Au-delà d'une déclaration d'amour à la beauté de ce continent et au-delà de l'histoire de l'Amérique latine, l'oeuvre est un chant de révolte contre toutes les formes d'oppression. C'est aussi un grand cri de solidarité envers les opprimés, les humiliés, les exploités. Un cri de vie et d'espoir. Une déclaration d'amour pour les gens simples, des hommes et des femmes qui s'engagent pour un monde meilleur.
Aux sources de cette grande oeuvre littéraire, c'est l'Amérique originelle, force vivante, terre grandiose et maternelle qui est représentée. Pablo Neruda esquisse la naissance du continent américain et l'histoire des peuples qui y ont vécu et y vivent. Il évoque ensuite ceux qui y souffrent et luttent contre les conquistadors venus exploiter les hommes et la richesse d'une nature exubérante.
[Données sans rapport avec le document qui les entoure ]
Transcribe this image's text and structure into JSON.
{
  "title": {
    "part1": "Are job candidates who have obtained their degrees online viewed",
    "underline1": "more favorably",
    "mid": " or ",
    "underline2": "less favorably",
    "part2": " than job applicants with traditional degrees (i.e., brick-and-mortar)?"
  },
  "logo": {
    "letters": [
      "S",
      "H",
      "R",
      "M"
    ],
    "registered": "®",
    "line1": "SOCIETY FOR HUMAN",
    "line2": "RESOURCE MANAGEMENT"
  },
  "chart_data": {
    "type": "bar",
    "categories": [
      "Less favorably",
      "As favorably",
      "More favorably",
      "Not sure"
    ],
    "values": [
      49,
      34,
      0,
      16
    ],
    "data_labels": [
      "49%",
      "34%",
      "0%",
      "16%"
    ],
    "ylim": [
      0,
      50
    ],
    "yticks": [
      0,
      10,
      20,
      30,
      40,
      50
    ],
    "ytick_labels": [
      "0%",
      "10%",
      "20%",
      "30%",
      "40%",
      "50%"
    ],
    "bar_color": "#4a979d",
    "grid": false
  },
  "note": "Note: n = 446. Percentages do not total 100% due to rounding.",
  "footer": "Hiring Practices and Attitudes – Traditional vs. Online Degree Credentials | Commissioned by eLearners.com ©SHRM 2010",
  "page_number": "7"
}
Vers 1800, c'est l'Amérique insurgée, fière de l'identité de sa civilisation retrouvée. Hélas, à peine libéré, le peuple exploité par les classes privilégiées se voit à nouveau soumis à une nouvelle colonisation : celle de l'argent et de l'impérialisme américain.
Pablo Neruda a écrit la majeure partie de son oeuvre poétique dans des circonstances politiques difficiles. Le 27 novembre 1947, l'écrivain dénonce la dictature chilienne en publiant dans le journal "El Nacional" une "Lettre intime", qui sera lue par des millions d'hommes. Peu de temps après sa publication, le 3 février 1948, alors qu'il siège en tant que membre du parti communiste, il est radié du Sénat par le régime de Gonzalez Videla. Deux mois plus tard, les tribunaux ordonnent sa détention. Traqué par la police, sa tête mise à prix, il entre alors dans la clandestinité.
C'est durant un peu plus d'un an de vie secrète, changeant souvent de domicile et de zone de refuge, que Neruda compose le "Canto General". "Les chapitres que j'écrivais étaient aussitôt emportés et dactylographiés, car si la police m'avait découvert, on aurait perdu les originaux".
Cette clandestinité le conduit de maison en maison, chez des paysans, des ingénieurs, des médecins, lui fait traverser les champs, les ports, les villes : une vie de proscrit, de maquisard ... C'est pour cela que son Canto est devenu ce cri déchirant de révolte et de liberté.
Il obtient le Prix Nobel de littérature en 1971. Moins de 2 ans plus tard, son ami, le président Salvador Allende est assassiné. La maison de Neruda est saccagée et ses livres brulés. Pablo Neruda décède 12 jours plus tard, âgé de 69 ans.
Rien d'étonnant que le "Canto General", unique dans la littérature contemporaine, ait fasciné Mikis Theodorakis. Il a toujours été animé par les mêmes idéaux que son ami Neruda, pour lesquels il a été emprisonné, torturé, déporté et exilé lors de la dictature des colonels grecs de 1967 à 1974.
Son adaptation en oeuvre musicale reflète le même message que l'oeuvre poétique de Pablo Neruda, tout en mêlant les caractéristiques de la musique latino-américaine avec les accents et les rythmes grecs.
La combinaison de l'instrumentalisation avec les moyens vocaux mis en oeuvre - du choeur "a cappella" à l'explosion de toutes les parties et l'éclat d'un orchestre expressif - donne à cette oeuvre une authenticité unique, capable de bouleverser les auditeurs au plus profond d'eux-mêmes. Du plus humble ouvrier jusqu'au savant le plus cultivé, tous peuvent écouter avec le coeur et y projeter l'expérience de ces hommes et femmes dans la lutte pour un monde qu'ils ont voulu plus juste et plus humain.